As I waited at the bus stop one morning last week, watching both school kids and adults waiting to go to their places of education or work to spend the day, I was once again struck by the thought of meaning in life.
The kids were waiting there to go to school to work out what they want to do with their lives, what career path they want to follow. Then there were the adults who had gone through it all years before. It was the expressionless or just plain unhappy looks on the faces of the adults – who used to be just like the school kids next to them – that hit me. They seemed to convey the thoughts of millions of workers across the western world – a wish that they didn’t have to spend another day at this job, that if only they could win the lotto and ‘life could be a dream’ as one recent ad put it.
As I saw this scene played out before me, as it is every day of the working week, I wondered again – is this all there is? Is all those kids have to hope for just about getting their qualifications, landing a job, maybe having a family, living 80 or 90 years and then dying? Is that it? Are they destined to spend the next 50 years just going to work every day and making money? Where is the meaning? Where is the purpose?
I believe there has to be something more. Life is more than the accumulation of possessions and wealth, which we lose when we eventually kick the bucket anyway. I remember a pastor of mine telling me years ago of a funeral she conducted for a friend. A close relative of the friend looked at the body in the open coffin, reflected on the person’s life, and made the strong point that “there has to be something more”. It couldn’t have just ended with the death of her body. Something seemed to be telling her that people are made for more than this. Soon I hope to be able to purchase a new book by Dr. Stephen Ilardi called The Depression Cure. This work looks at the massive increase in depression in the western world in the last 100 years from, not just a cognitive-behavioral point of view, but also from an anthropological angle.

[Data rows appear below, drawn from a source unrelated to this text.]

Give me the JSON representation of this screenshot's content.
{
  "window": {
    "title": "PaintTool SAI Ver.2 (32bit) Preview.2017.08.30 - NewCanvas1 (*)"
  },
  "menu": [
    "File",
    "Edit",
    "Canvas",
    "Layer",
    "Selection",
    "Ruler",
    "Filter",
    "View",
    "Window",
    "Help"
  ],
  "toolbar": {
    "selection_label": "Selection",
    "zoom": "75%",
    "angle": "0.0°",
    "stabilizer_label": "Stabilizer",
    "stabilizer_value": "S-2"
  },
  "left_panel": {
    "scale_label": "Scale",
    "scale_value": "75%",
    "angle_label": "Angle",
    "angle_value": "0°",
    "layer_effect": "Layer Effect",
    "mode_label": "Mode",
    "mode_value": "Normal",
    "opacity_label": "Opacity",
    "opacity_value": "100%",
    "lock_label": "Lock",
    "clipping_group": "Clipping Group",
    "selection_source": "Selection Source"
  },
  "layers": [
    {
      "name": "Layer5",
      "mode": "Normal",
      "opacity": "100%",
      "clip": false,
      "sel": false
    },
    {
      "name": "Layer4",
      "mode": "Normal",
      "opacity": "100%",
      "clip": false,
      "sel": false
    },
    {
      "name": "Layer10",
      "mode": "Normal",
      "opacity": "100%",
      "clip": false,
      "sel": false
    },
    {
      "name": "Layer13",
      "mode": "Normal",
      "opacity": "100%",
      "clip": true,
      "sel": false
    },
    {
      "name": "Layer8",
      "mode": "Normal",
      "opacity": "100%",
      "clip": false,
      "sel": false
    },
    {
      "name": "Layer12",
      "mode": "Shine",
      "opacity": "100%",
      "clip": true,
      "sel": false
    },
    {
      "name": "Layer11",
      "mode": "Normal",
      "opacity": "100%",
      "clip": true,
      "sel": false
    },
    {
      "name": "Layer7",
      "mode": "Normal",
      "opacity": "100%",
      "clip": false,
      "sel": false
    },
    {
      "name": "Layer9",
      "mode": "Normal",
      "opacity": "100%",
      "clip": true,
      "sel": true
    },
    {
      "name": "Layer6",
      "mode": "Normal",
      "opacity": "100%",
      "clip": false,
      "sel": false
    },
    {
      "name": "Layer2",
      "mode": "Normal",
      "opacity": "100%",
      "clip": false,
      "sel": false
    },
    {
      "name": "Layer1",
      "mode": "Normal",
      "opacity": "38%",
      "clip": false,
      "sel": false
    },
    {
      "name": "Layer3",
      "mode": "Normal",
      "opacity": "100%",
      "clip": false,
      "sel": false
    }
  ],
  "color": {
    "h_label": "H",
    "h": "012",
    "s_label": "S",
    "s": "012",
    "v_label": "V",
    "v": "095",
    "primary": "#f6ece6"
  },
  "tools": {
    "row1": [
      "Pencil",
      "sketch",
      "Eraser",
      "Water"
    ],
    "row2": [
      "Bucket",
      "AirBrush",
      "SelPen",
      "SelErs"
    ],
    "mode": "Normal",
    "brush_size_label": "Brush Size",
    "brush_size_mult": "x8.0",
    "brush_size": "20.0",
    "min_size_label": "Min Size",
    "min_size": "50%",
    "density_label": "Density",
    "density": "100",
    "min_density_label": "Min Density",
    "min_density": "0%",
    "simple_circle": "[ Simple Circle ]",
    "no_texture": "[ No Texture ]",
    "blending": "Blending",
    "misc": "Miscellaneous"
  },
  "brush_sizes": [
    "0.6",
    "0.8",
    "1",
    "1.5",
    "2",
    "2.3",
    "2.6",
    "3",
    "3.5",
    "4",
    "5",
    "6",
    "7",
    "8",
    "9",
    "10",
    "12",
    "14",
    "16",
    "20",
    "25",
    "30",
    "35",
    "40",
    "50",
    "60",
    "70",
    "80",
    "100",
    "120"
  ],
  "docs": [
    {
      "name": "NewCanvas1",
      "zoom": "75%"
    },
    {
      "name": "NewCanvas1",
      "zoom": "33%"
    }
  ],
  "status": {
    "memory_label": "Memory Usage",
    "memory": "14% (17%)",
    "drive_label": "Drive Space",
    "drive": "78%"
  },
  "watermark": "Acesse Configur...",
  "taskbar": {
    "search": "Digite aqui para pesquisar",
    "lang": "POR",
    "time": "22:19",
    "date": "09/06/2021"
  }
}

Fortunately this message is slowly getting through in even the business pages of some media. The Age last week ran an article reminding us that the measure of GDP is just one way to measure a society’s wellbeing. Paul Jelfs, the author of the article, explained how the Australian Bureau of Statistics has a number of other indicators, including the Measure of Australia’s Progress (MAP) and the Generic Social Survey. And many readers will probably be aware of Bhutan’s Gross National Happiness indicator. Interestingly, according to American Public Media, since “Bhutan glimpsed the rest of the world seven years ago with the arrival of TV and the Internet…happiness [has become] an increasingly rare commodity”. Yet again I am reminded of the relevance of Luke 12:13-21 and the other old words of Jesus – what shall it profit you if you gain the whole world but lose your very self in the process?